If you grew up biting your nails, you’re no stranger to hearing someone yelling at you for the habit. I mean, it isn’t the best habit, but it soothed your nerves, so who cares?
It turns out that there are some health benefits to biting your nails.
In a new study that was published by Pediatrics discovered that kids who suck their thumb or bite their nails past preschool age may be less prone to allergic reactions when they reach adolescence. It turns out that those benefits last all the way into adulthood.
The study, which was conducted by Dr. Robert Hancox of the University of Otago in Dunedin, New Zealand, followed 1,000 children from birth into adulthood. Parents reported on whether their kids sucked their thumb or bit their nails.
The study found that 31 percent of the participants sucked their thumbs or bit their nails “frequently” between the ages of 5 and 11. Those children were found to be one-third less likely than their peers to develop allergies to pollen and dust by the time they were 13-years-old. The pattern was still the same at age 32 as well.
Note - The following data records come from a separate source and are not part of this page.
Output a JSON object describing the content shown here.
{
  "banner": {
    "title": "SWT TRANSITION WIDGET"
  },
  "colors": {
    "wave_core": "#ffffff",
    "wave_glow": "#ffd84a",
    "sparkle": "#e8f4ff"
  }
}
Dr. Hancox says that the study cannot prove that either habit directly lowered children’s risk of developing these allergies, but he believes that it all relate to the “hygiene hypothesis.” The “hygiene hypothesis” states that “exposure to bacteria and other microbes early in lie helps steer the immune system toward infection-fighting mode, and away from a tendency towards allergic reactions.”
Dr. Hancox also states hat it is “difficult to imagine” what other factors could explain the results of the study.
While this study doesn’t totally justify biting your nails, at least you can tell your friends and family that it isn’t as bad as it seems.